Die Rolle der Neuraltherapie
In der Naturheilkunde gibt es viele verschiedene Themenfelder und Behandlungsarten. Ein wichtiges und bekanntes Behandlungsfeld ist die Neuraltherapie, eine Injektionstherapie. Die Neuraltherapie ist eine naturheilkundliche Reflextherapie, bei der indirekt über das vegetative Nervensystem eine Störung oder eine Erkrankung positiv beeinflusst werden kann. Dies wird mit einem lokalen Betäubungsmittel durchgeführt. In der Regel wird das Lokalanästhetikum Procain verwendet. Aber auch andere Lokalanästhetika wie z.B. Die Neuraltherapie ist also der diagnostische und therapeutische Einsatz von Lokalanästhetika. Die ganzheitliche Sichtweise der Neuraltherapie geht davon aus, dass z.B. schadhafte Zähne, chronische Mandel- oder Nasenebenhöhlenentzündungen oder Darmentzündungen sowie Narben als „Störfelder“ oder „Herd“ in Betracht kommen. Das Lokalanästhetika Procain wird auch gerne als Infusionstherapie verwendet. Im Rahmen einer Schmerztherapie bei Bandscheibenvorfällen oder anderen akuten und chronischen Rückenbeschwerden wird es als Infusion intravenös verabreicht.
Bedeutung der Selbstheilungskräfte
Der Naturheilkunde liegt die Vorstellung zugrunde, dass der Organismus Selbstregulationsmöglichkeiten, also ein Selbstheilungspotenzial hat, das geweckt bzw. stimuliert und gestärkt werden kann. Sie benützt dazu Reize. Der Körper reagiert darauf mit einer Antwort: Krafttraining führt zu Muskelwachstum, Ernährungsumstellung zu einer veränderten Darmflora. Akupunktur oder Kaltwasserreize verändern die Durchblutung und wirken so auf das vegetative Nervensystem.
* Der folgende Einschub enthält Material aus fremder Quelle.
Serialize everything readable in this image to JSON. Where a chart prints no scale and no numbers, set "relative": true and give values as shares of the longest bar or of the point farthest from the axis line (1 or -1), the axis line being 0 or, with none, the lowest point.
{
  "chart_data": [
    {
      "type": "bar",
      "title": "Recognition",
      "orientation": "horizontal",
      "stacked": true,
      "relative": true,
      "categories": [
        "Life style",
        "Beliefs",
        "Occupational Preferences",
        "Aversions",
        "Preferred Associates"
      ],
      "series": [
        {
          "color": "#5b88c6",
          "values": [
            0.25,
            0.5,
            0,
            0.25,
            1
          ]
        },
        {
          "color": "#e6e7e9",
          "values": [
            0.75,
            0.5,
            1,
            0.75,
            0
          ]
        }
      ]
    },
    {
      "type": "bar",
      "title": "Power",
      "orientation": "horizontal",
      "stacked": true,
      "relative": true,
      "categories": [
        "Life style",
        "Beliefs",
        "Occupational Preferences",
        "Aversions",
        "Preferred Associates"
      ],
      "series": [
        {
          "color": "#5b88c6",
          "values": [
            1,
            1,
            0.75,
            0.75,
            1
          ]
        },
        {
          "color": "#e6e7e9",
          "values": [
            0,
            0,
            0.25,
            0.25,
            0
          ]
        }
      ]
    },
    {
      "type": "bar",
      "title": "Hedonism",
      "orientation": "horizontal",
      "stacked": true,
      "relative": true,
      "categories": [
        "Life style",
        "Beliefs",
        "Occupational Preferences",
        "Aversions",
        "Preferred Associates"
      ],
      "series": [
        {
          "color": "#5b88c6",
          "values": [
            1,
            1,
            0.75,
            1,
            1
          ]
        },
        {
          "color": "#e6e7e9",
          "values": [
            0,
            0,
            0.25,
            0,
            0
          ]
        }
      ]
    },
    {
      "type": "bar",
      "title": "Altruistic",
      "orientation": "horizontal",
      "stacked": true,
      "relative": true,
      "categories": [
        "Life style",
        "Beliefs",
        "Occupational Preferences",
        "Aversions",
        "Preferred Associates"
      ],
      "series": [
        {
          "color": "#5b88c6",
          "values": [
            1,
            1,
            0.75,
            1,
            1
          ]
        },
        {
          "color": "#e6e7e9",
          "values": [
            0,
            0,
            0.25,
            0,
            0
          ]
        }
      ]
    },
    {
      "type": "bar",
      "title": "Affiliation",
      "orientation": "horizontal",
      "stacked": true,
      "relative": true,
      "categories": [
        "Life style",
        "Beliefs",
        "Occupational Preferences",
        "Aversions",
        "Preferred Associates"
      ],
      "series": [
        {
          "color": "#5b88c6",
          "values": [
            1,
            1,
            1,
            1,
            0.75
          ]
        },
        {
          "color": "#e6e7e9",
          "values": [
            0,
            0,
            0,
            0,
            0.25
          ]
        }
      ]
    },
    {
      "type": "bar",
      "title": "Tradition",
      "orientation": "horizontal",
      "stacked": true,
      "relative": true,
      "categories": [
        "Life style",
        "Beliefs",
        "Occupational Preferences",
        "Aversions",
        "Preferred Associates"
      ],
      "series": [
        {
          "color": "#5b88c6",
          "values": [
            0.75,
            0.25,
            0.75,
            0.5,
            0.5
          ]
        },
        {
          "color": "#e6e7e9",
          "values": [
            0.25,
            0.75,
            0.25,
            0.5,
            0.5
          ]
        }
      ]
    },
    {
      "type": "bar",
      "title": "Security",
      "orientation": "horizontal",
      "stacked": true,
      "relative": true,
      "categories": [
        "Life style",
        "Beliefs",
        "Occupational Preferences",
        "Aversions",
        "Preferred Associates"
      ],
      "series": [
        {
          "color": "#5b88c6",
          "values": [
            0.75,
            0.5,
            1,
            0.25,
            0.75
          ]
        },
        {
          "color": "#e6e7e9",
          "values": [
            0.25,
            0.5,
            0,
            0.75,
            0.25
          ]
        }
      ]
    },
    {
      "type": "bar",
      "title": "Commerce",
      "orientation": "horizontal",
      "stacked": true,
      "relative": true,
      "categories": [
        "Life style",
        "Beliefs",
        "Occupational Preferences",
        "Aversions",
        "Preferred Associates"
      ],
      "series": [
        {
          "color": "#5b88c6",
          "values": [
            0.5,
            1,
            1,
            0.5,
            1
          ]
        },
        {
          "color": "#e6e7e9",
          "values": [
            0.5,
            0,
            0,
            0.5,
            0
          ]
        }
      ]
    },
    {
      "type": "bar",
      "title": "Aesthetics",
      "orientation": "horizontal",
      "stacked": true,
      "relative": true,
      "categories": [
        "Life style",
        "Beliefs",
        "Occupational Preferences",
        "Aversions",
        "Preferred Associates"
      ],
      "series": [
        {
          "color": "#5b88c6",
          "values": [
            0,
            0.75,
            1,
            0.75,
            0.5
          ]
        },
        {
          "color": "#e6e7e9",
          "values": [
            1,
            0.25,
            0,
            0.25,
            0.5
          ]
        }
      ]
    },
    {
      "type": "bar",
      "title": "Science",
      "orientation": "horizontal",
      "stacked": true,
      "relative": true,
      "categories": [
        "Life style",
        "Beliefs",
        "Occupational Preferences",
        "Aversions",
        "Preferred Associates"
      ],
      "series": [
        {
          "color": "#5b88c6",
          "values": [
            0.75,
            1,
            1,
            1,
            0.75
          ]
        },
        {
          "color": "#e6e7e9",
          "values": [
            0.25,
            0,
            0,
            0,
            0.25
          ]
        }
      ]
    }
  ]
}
Therapeutische Gespräche zielen u.a. auf eine Verhaltensänderung. Die Naturheilkunde nutzt Reize auf sehr vielen Ebenen. Der Stoffwechsel wird durch Ernährung beeinflusst, das vegetative Nervensystem durch Wasser- und Wärmeanwendungen, die Struktur des Bindegewebes (Faszien) reagiert auf Bewegung oder manuelle Therapieverfahren. Ein naturheilkundliches Therapiekonzept versucht die richtigen Reize zum richtigen Zeitpunkt einzusetzen. Berücksichtigt werden dabei die Konstitution des Patienten, seine individuelle Reaktionslage und seine gesamte Befindlichkeit. Körperliche und geistige Aspekte werden als Einheit gesehen.
Risiken und Nebenwirkungen
Die meisten der verwendeten Verfahren sind auf Ungefährlichkeit und Wirksamkeit überprüft und ihre Wirkung wurde wissenschaftlich nachgewiesen (Evidenz). Wie in jedem medizinischen Bereich gehen spezifische Verfahren mit den ihnen eigenen Wirkungen und Nebenwirkungen einher. Die Naturheilkunde nutzt sehr viele Verfahren, die im Einzelnen mit dem Arzt zu besprechen sind.